En réponse au texte d’Anne-Marie Boucher et de Dominic Dubois, « Surprescription d’antidépresseurs : et si on parlait de sevrage ? », publié le 2 mai

Madame Boucher, Monsieur Dubois, je suis médecin psychiatre. Jamais je n’ai autant travaillé qu’au cours de la dernière année. Les besoins en santé mentale sont grandissants. Les stratégies adaptatives des membres de notre communauté sont mises à rude épreuve au cours de cette pandémie.

J’assiste à une année d’éclosion de psychoses, de dépressions, de troubles anxieux, de troubles liés à l’usage de substances et, malheureusement, de suicides. Je soutiens mes collègues médecins de famille dans leur tâche d’accompagnement holistique de leur clientèle. Leur approche est biologique, psychologique, sociale, interpersonnelle, transpersonnelle et parfois spirituelle.

La première chose qu’un médecin aborde avec l’individu en détresse est ses habitudes de vie, de sommeil, de gestion du stress. J’ai prescrit autant de paires d’espadrilles à ma clientèle que de médicaments antidépresseurs au cours de la dernière année. L’activité physique est un antidépresseur avéré.

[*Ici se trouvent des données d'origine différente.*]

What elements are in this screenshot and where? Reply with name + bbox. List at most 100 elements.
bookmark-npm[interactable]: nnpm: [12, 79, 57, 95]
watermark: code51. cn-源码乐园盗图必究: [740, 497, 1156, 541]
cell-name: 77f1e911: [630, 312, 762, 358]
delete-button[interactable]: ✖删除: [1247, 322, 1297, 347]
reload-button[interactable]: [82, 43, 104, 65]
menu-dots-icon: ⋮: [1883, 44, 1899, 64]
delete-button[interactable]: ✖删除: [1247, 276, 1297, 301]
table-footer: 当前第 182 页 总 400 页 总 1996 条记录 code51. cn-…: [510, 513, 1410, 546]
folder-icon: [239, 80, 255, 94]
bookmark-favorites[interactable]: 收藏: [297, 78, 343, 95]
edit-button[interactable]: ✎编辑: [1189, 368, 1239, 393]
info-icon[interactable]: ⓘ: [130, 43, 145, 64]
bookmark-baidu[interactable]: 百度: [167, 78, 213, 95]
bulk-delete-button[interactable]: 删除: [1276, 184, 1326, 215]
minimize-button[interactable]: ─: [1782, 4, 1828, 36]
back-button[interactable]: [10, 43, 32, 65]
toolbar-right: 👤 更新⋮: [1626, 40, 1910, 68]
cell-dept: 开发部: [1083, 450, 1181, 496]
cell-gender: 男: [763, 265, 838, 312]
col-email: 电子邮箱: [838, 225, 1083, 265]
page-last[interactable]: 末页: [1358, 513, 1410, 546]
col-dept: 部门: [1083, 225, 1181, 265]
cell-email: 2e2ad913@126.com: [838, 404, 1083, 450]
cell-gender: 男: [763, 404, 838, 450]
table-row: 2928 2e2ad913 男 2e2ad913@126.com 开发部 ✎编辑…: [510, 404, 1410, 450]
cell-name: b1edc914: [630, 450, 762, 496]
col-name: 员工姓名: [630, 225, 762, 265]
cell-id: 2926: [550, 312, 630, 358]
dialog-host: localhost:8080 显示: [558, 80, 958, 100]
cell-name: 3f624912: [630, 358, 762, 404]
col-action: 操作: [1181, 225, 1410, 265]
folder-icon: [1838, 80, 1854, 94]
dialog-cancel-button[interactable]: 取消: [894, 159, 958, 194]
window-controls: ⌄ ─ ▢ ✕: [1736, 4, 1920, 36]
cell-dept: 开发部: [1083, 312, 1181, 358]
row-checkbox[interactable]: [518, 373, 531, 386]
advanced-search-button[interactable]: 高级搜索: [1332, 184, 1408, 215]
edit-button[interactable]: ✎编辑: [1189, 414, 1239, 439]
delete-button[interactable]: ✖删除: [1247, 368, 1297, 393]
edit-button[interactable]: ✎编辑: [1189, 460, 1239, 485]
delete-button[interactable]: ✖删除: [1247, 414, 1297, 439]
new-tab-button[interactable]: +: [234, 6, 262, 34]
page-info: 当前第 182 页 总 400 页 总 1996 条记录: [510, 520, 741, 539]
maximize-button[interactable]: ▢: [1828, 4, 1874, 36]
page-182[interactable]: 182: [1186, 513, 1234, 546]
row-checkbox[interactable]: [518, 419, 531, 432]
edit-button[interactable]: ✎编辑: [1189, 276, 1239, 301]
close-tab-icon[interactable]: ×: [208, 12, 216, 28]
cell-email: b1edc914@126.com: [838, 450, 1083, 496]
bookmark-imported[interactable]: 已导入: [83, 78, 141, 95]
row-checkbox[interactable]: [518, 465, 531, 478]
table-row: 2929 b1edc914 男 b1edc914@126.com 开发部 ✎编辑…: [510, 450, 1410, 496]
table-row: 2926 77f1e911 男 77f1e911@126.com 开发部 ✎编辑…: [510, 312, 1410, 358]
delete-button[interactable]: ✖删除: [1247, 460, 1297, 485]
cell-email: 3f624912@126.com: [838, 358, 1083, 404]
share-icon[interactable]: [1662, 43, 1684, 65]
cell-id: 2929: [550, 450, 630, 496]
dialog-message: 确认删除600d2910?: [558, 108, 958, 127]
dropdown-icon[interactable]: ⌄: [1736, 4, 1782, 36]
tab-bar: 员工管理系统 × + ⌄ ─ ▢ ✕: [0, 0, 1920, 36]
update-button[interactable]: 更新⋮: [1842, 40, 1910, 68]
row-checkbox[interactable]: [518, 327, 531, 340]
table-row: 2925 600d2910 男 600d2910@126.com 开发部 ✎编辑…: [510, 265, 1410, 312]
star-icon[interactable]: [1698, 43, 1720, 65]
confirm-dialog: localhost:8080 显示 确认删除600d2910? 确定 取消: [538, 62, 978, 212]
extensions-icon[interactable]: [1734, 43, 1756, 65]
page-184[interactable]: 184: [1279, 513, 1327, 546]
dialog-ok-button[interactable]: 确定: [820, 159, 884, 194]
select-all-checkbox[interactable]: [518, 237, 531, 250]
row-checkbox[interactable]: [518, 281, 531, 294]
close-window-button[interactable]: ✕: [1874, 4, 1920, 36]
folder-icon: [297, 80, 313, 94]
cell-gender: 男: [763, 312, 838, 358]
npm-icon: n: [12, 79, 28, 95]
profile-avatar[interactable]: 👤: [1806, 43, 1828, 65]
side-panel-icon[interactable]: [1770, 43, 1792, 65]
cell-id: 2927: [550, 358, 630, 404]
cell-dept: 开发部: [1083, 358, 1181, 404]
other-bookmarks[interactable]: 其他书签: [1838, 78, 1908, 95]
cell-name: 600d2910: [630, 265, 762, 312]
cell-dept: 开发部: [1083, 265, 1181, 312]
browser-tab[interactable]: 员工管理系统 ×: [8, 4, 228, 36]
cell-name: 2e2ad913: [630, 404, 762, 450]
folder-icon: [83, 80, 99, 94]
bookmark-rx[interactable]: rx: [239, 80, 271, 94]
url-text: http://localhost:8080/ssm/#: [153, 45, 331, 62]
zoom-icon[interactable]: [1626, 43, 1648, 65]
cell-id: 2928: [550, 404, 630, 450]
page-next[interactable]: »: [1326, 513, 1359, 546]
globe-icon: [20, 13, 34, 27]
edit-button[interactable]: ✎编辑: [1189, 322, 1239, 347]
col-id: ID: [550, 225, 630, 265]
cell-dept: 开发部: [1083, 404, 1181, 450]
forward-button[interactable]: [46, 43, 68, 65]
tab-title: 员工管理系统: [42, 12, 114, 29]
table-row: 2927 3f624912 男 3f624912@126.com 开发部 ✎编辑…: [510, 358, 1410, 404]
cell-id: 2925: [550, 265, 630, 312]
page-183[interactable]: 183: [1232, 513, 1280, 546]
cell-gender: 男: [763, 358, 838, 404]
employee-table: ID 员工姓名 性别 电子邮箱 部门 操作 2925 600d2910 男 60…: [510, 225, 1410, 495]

Votre dénégation de la sensibilité du médecin et votre perception de son rôle réduit à celui de prescripteur de pilules me déçoivent. Je les conçois telle une distorsion de la réalité, dans l’unique but de soulager votre propre sentiment d’impuissance face à l’étendue des besoins de notre communauté.

Je tiens à vous témoigner que vous vous trompez de cible. Les médecins ne sont pas insensibles. Les médecins n’abandonnent pas les membres de leur communauté. Les médecins ne manquent pas de connaissances sur les antidépresseurs et sur les symptômes de retrait que certains peuvent provoquer.

Alors qu’une étude soulignait à l’automne 2020 que plus de 50 % des jeunes souffraient de symptômes répondant aux critères d’un trouble d’anxiété généralisée ou d’un épisode dépressif caractérisé, la hausse de prescription d’antidépresseurs se chiffre à environ 20 %. L’hypothèse d’une surmédicalisation est difficile à soutenir.

Par ailleurs, vous inférez en votre article que la prescription d’antidépresseurs est inadéquate, une solution facile face à un problème complexe qui exige en alternative un accompagnement humain. Je conçois plutôt que le recours aux antidépresseurs exige un accompagnement humain qui est la plupart du temps déployé par le médecin et son équipe de soin, en partenariat avec les organismes communautaires qui sont nos alliés.

Cette pandémie et la détresse qu’elle génère ne constituent pas une situation normale. Elle n’en est pas moins dans l’ordre de la nature. La détresse qu’elle engendre a beau être généralisée, elle dépasse le seuil de la simple réaction psychologique pour un nombre croissant d’individus et expose certaines personnes à des taux de cortisol sérique, hormone du stress, dangereux pour leur équilibre.

Le rôle de la médecine est de luter contre l’ordre (ou le désordre) de la nature, puisse-t-on y référer sous les termes de maladies ou de troubles, pour retrouver un nouvel équilibre favorisant la santé, la longévité et l’épanouissement personnel et collectif. C’est en travaillant ensemble que nous pouvons atteindre cet objectif.